I had initially missed seeing Matt’s subtle controlling strategies in his relationship with Claire. Claire had such strong beliefs about how family life should be. She had dreamt of a stable and happy marriage, a child and a confident positive future. At one time, she had all that. However, it was a really confronting situation when Claire realised that she had been asleep to a lot of the issues in her relationship with Matt.

I meet so many women in my practice who have also missed subtle but distressing clues littered in conversations, arguments and daily life, that are the signs of controlling and abusive behaviours by their partners. They do this because they believe in love and commitment. Patricia Evans wrote powerfully about this in her book Controlling People, a book that changed my life and my understanding of controlling behaviour.

The subtler forms of control include a passive form of violence against women: financial manipulation, evasion and irresponsible behaviours from their partners, are all issues that I see woman are struggling with, again and again, in my consulting room.

Many women offer to financial support to their man in the early part of the relationships; because they believe in him, because he needs help, because he is between jobs, because they can, because that’s what they think they should do, because they love him. This was true for Claire as well.

Claire had gotten Matt out of his financial debts when they first met. Even her family had contributed to resolving his financial problems. Claire saw this as “just a difference in their personalities”, because she liked to plan ahead and Matt was happy-go-lucky. He would ‘get it’ over time, particularly when they start to make commitments to buying a house and starting a family.

But Matt continued to spend money freely, often with a little reckless fun. He has happy for her to take care of all the small details and manage the budget.
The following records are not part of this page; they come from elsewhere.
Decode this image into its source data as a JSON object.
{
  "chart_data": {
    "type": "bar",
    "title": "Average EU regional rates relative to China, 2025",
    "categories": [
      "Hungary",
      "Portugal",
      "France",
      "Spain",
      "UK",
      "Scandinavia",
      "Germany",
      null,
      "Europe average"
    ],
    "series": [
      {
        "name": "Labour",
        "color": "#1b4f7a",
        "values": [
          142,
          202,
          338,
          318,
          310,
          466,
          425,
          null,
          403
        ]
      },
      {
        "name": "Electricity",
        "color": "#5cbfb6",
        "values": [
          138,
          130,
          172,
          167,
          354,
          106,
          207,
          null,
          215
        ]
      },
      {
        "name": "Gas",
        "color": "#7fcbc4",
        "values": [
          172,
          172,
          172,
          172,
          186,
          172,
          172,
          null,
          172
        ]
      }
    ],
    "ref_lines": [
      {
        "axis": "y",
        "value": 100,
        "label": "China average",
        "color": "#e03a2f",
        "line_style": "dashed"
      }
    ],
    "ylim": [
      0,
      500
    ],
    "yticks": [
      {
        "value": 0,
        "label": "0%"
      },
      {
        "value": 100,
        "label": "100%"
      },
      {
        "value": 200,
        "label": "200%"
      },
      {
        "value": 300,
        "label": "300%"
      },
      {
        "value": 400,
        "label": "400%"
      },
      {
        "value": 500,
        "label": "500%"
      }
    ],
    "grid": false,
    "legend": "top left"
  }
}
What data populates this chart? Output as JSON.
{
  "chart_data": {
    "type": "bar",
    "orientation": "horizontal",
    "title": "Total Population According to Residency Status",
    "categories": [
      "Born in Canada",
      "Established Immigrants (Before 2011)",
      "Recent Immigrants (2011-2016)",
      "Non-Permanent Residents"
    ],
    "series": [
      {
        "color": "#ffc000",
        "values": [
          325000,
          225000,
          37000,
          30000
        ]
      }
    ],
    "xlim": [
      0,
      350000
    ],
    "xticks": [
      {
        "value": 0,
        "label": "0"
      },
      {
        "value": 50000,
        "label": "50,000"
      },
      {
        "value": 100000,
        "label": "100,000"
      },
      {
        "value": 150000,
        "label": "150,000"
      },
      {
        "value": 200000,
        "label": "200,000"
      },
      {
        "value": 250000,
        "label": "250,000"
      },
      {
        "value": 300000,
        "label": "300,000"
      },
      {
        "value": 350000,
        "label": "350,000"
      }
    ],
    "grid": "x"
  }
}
Except he would never agree on what that budget actually was! And he kept money aside for his needs, while Claire managed most of the predictable, recurrent expenses, which meant her spending was locked in.

Matt felt entitled to spend his money and their joint money on his own needs, pet projects and hobbies. He became angry and resentful if Claire even questioned this – stony silence is a strong tactic. The right to say “No” without this being questioned, without any form of compromise, is a form of abuse of power and indication of controlling behaviour. He had excuses about needing to buy a new car, sporting gear, holidays ‘with the boys’ and a long list of ‘boy’s toys’.

Too many women give up what is important to them and remain silent about their needs, because they feel responsible for their partner’s emotional well-being. They do this because they hope they will find the ‘magic’ words, the strategies that will help him ‘understand’ and change. They fall asleep to their own needs because they are totally preoccupied with trying to meet his: so that he will stop the frustrated, irrational behaviours. And they can’t change him, so they change themselves in the process and start to absorb his frustrations and anger. It’s an exhausting destructive process.

Too many women compromise on what they really want – a respectful and collaborative partnership, kindness and empathy in the small moments of daily life, safety when things get heated, laughter about our human frailties instead of blame, and careful compromise when there are differences in opinions, values and beliefs.

And then as the relationship ends, they find that he ends up financially better off because of her investment in him. Except she is not at all financially secure.

Claire had to work through a lot of bitterness and anger about this, anger with Matt and anger with herself.

When their relationship finally ended Matt attempted to escalate conflicts around finances. He felt entitled because his ‘toys’ were ‘his’. Matt was going to battle hard about property settlement and he became more subtly vindictive, and retaliated quickly when he saw that his ‘entitlements’ needed to be divided.

Claire got very good legal advice and she understood, finally, that she would be involved in a difficult battle with someone who had hid his manipulation well. In the end, it was expensive, but Claire did get a reasonable financial outcome.

We know the conversation often wrapped around domestic violence focuses on fear, bruises and risk to life. But there are more conversations we need to share about relationship abuse, so that we cab identify what controlling behaviour is and learn how to not get lost in this craziness.

The sad thing is, when the relationship ends, controlling people often remain committed to ongoing conflict, in all sorts of ways. And when there are children involved, it is not always possible to totally remove the other person from your life. Claire had to manage shared-care of her daughter with Matt. Her next challenge was to learn how to manage her own anger and her well-being when the evidence was Matt was going to continue the fight.